11 Dec 2023 , 01:48 PM
In early trading on December 11, shares of Max Healthcare Institute saw a 1.5% increase as investors applauded the company’s entry into the Lucknow area with the Rs 940-crore purchase of Sahara Hospital.
We are thrilled about this acquisition since it fits with our plan to expand into additional Tier I and II cities with a robust ecosystem for healthcare services. The chairman and managing director of Max Healthcare Institute, Abhay Soi, stated, ‘Given our history of successful post-merger integration, we anticipate rapidly improving the operating and financial performance on the strength of medical excellence of our clinicians and continued patronage from our patients.’
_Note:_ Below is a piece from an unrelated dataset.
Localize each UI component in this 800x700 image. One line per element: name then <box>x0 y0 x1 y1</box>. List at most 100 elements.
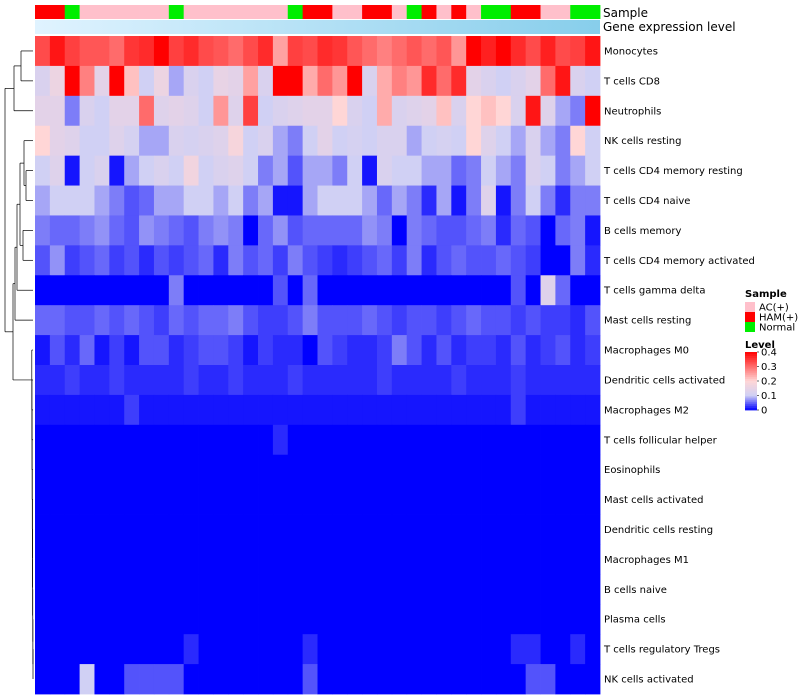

Max Health’s stock was up 0.77% Rs 683.25 on the NSE at 13:37 p.m.
With a built-up area of 8.9 lakh square feet and 17 stories, the 550-bed Sahara Hospital in Lucknow provides multidisciplinary care in a range of specialties, including gastroenterology, neurology, surgery, cardiology, pulmonology, and diagnostic services. On the same grounds, there is a nursing college with more than 100 yearly admissions.
Along with industry counterparts Global Health and Apollo Hospitals, the corporation will also enter the expanding Lucknow region with the acquisition. Brokers continue to have positive views about the transaction and believe Max Health is headed in the right direction.
‘With this acquisition, Max Health should be able to establish a presence in Lucknow and the neighbouring areas and have plenty of space to grow at one site. Additionally, the acquisition is appealing due to the potential for growth and profitability gains, according to a note from Motilal Oswal Financial Services.
Excited about Lucknow’s rise to prominence as an Uttar Pradesh healthcare hub, Jefferies projected that the newly opened hospital would generate an average revenue per occupied bed (ARPOB) of Rs 60,000 and an EBITDA margin of more than 30 percent, thanks to strong demand from surrounding areas such as Kanpur, Allahabad, Gorakhpur, and Varanasi.